Nickel(Ii) and Copper(Ii) Complexes Containing Bis(2-Pyridylmethyl)-2,2’-Thiodiethanethiol Ligands for Electro- and Photocatalytic Hydrogen Production from Water

Abstract

In this study, we synthesized and characterized two complexes: the bis(2-pyridylmethyl)-2,2’-thiodiethanethiol (bptde) ligand and its corresponding complexes [Ni(bptde)(ClO4)2] 1 and [Cu(bptde)(ClO4)2] 2. Furthermore, we systematically examined the catalytic performances of these complexes in homogeneous electrochemical and photochemical hydrogen evolution reaction.

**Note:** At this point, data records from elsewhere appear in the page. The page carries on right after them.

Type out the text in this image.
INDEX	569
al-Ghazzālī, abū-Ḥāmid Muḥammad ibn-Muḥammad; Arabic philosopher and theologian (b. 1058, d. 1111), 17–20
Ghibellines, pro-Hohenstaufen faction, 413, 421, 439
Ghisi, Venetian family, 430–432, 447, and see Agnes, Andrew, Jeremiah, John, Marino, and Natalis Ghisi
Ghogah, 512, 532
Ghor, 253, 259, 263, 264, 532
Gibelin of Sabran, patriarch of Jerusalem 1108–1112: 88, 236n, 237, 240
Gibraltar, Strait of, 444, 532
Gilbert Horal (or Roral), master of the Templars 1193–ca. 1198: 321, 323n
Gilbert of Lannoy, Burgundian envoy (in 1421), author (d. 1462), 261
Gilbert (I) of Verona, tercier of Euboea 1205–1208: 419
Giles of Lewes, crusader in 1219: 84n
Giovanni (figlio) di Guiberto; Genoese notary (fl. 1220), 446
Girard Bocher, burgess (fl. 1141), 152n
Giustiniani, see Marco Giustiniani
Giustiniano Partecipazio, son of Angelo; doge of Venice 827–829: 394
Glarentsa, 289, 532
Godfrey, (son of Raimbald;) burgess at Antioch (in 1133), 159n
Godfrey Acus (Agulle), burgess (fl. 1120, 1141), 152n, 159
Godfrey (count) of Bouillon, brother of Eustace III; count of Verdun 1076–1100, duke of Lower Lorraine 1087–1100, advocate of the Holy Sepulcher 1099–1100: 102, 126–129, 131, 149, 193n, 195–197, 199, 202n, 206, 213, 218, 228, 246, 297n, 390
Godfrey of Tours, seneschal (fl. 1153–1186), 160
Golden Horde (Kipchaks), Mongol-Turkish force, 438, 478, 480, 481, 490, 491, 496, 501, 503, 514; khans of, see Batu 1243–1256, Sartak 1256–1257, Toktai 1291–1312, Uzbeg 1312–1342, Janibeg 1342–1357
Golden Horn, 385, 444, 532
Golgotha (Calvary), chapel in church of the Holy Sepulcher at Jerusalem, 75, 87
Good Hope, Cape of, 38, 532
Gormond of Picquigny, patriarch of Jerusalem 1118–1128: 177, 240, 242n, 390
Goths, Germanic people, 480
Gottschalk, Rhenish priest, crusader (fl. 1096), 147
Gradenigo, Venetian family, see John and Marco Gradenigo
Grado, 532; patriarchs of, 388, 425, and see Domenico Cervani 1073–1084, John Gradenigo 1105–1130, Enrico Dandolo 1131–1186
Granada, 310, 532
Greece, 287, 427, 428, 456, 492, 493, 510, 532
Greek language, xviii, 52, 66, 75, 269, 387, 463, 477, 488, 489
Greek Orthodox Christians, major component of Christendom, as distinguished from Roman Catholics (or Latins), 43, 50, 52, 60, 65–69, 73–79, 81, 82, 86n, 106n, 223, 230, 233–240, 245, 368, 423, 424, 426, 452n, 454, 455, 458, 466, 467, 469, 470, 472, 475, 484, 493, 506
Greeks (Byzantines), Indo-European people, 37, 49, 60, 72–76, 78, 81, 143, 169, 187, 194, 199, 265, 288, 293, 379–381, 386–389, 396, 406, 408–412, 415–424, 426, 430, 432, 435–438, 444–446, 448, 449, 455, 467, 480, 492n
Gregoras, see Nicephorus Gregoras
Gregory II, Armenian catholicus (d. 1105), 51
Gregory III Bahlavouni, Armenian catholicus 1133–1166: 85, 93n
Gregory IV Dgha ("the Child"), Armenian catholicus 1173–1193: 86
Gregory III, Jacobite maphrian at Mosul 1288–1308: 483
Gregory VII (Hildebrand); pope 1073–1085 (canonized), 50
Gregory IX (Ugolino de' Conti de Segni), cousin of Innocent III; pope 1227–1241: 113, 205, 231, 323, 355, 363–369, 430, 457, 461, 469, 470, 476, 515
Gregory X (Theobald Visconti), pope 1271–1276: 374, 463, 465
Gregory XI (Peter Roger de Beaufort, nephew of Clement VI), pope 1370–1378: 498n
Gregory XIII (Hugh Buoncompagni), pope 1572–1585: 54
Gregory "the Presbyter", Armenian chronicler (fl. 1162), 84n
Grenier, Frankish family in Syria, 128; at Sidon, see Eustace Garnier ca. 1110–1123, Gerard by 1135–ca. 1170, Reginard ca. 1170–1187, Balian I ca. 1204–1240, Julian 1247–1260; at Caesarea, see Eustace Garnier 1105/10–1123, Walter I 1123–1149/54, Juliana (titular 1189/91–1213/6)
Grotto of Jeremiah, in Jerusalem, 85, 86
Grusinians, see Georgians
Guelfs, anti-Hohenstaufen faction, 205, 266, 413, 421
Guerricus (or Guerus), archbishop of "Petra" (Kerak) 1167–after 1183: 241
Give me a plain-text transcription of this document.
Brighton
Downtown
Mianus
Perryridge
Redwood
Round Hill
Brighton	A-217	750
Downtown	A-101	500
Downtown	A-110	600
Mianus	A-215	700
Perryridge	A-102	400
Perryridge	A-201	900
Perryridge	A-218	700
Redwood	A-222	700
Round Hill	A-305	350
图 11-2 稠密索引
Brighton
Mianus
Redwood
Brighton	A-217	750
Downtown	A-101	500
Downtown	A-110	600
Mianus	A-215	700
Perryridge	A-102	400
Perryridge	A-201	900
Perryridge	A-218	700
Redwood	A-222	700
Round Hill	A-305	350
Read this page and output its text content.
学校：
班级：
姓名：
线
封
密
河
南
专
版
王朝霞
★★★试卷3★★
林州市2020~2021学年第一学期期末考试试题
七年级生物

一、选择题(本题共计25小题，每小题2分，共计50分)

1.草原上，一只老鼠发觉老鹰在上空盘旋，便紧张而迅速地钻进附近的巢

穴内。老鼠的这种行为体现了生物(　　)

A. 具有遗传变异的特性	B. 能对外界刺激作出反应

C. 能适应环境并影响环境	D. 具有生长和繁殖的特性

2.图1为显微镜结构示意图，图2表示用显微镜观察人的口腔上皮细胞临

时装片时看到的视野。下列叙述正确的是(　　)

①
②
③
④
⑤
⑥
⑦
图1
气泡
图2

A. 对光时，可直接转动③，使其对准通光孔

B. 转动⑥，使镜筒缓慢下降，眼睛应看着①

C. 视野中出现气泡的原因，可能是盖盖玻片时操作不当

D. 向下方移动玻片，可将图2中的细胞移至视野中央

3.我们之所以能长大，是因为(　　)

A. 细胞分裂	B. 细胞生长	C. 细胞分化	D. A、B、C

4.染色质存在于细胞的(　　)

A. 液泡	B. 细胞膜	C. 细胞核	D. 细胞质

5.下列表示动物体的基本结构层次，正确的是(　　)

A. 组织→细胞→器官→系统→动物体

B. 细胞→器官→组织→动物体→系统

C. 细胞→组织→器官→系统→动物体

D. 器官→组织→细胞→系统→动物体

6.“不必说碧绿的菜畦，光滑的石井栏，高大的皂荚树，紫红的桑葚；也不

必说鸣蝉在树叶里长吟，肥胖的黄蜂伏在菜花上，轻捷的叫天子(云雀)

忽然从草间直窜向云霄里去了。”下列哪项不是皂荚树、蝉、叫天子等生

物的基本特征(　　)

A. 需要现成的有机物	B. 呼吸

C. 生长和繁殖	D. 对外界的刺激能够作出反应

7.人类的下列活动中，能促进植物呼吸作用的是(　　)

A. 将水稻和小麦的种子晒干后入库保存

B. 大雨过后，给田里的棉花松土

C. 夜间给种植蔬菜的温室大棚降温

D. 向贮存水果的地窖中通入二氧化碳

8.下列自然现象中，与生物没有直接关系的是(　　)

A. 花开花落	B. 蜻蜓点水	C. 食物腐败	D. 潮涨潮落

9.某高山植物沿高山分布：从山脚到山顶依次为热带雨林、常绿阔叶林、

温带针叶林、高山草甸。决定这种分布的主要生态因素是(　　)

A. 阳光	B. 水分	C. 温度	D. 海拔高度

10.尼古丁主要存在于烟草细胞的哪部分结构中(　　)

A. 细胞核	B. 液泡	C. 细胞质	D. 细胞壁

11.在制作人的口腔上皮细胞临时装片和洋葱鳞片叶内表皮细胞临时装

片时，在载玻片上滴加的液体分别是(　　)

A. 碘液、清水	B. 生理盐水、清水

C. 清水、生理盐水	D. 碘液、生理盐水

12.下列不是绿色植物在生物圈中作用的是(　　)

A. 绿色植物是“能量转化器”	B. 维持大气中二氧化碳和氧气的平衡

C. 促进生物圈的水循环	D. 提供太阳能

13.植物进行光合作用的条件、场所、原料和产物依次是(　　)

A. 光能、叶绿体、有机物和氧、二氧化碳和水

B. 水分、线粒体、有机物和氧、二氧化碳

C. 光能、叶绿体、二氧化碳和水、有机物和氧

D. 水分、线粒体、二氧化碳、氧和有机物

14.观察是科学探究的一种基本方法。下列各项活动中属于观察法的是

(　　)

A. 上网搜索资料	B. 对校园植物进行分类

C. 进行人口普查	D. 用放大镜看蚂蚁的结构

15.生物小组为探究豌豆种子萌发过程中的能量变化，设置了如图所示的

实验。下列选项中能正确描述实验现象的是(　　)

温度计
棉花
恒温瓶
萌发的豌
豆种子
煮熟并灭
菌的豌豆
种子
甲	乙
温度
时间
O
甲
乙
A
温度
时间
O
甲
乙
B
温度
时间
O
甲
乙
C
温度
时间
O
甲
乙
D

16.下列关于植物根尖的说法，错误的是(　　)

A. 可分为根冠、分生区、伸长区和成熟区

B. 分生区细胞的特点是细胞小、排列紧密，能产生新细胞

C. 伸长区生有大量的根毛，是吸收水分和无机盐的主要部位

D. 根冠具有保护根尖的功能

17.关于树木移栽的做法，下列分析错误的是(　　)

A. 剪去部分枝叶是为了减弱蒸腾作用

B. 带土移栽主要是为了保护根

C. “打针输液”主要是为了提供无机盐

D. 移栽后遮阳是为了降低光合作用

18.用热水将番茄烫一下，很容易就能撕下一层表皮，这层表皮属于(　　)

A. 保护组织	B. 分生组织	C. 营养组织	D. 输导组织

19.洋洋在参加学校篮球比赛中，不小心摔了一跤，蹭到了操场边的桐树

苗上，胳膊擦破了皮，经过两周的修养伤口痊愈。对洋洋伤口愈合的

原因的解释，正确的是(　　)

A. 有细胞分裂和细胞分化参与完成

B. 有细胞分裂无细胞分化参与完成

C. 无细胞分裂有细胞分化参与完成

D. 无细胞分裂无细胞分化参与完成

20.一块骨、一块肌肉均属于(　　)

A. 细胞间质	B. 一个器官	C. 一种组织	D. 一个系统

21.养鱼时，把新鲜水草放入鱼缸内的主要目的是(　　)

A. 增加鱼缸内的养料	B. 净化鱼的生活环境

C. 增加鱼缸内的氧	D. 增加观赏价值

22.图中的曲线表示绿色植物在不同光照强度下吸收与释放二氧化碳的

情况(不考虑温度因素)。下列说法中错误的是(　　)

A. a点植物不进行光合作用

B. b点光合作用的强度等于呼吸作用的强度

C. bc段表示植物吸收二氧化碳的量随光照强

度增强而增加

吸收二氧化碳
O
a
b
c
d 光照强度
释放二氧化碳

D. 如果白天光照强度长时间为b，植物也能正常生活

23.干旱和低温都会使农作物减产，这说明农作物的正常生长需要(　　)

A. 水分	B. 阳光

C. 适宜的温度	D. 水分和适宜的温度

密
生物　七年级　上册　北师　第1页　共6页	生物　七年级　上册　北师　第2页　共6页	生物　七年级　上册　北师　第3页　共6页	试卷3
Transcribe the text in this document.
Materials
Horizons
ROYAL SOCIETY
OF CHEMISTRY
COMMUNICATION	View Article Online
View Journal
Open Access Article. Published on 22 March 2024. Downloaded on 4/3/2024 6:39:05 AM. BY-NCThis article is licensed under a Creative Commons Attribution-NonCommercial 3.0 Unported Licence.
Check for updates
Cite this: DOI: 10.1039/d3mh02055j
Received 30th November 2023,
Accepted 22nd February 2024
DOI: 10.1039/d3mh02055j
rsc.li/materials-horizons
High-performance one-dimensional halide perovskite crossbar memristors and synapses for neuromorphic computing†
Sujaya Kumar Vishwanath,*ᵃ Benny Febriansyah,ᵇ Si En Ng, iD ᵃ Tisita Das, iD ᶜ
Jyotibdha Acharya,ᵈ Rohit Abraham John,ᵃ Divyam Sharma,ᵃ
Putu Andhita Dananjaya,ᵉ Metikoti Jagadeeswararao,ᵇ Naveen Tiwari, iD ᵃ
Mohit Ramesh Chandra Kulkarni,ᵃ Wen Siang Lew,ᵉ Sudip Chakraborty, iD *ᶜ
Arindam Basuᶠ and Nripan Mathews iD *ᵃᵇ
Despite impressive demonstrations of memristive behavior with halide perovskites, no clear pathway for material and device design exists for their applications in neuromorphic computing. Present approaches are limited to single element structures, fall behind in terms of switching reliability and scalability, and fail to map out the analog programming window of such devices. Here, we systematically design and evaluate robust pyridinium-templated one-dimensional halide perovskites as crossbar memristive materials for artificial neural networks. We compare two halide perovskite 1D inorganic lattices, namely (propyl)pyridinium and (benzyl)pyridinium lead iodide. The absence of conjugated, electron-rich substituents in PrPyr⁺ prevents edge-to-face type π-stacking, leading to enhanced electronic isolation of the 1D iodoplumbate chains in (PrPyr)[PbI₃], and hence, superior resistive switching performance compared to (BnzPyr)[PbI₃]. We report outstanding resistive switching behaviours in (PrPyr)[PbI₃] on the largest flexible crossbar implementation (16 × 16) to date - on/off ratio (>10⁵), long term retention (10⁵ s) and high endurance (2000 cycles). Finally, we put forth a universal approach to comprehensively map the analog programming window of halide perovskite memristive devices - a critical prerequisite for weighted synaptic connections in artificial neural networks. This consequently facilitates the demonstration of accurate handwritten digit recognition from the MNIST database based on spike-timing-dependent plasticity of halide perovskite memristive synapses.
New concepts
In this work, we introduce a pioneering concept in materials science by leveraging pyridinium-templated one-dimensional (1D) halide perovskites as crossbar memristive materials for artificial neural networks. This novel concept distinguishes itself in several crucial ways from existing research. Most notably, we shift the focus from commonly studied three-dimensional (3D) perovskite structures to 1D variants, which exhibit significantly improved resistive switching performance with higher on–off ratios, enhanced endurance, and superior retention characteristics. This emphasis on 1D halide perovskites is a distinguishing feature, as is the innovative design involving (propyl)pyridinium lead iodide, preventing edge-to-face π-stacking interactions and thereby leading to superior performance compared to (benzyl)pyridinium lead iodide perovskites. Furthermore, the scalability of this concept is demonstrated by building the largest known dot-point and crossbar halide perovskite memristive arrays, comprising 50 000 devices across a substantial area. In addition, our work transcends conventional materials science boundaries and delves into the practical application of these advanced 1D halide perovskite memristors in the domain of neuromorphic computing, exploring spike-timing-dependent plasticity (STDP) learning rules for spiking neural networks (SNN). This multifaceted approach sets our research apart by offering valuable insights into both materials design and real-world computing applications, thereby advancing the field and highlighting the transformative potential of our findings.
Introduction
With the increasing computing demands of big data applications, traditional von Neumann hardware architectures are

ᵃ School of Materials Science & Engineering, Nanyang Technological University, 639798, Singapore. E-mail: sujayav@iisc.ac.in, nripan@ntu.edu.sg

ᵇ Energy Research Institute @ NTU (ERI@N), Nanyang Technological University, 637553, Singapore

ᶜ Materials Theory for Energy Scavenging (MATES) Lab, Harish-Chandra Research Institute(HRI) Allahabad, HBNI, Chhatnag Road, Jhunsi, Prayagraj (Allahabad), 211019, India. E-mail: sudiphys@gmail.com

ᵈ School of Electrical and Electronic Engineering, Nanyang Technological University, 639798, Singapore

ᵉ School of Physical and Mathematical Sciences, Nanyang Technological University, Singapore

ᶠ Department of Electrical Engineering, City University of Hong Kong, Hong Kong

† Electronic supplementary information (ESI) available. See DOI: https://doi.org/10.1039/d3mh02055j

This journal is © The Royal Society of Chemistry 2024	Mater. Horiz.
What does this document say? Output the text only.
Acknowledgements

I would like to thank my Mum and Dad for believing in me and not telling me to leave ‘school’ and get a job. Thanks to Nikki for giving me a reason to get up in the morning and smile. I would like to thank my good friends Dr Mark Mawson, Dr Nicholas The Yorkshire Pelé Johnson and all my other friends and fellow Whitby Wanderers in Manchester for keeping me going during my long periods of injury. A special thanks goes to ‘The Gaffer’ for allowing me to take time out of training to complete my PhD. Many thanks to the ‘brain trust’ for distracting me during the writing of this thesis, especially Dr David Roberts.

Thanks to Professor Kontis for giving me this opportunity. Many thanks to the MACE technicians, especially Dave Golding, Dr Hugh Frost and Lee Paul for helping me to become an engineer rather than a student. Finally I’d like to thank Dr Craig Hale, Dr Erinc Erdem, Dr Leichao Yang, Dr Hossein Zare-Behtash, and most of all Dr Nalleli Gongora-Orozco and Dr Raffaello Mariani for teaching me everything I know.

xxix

Under an overpotential (OP) of 837.6 mV, both [Ni(bptde)(ClO4)2] 1 and [Cu(bptde)(ClO4)2] 2 demonstrated electrocatalytic activity for the hydrogen evolution reaction (HER) in neutral buffer solution with corresponding turnover frequencies (TOFs) were 1372 h-1 and 478 h-1, respectively. In terms of photocatalysis, 1 demonstrated continuous catalysis for water reduction for 60 h with a total turnover number (TON) of 19676 mol H2 (mol cat)-1, while maintaining an average apparent quantum yield (AQY) of approximately 19.86%. On the other hand, during 36 h irradiation period, [Cu(bptde)(ClO4)2] 2 achieved a TON value of 1542 mol H2 (mol cat)-1, with an average AQY of approximately 4.71%. The experimental findings indicated that the nickel complex exhibited significantly superior catalytic activity compared to the copper complex with the identical ligand, bptde. This study not only presents a novel perspective on the design of molecular catalysts for the hydrogen evolution reaction (HER) but also suggests cost-effective alternatives for precious metals in H2 production.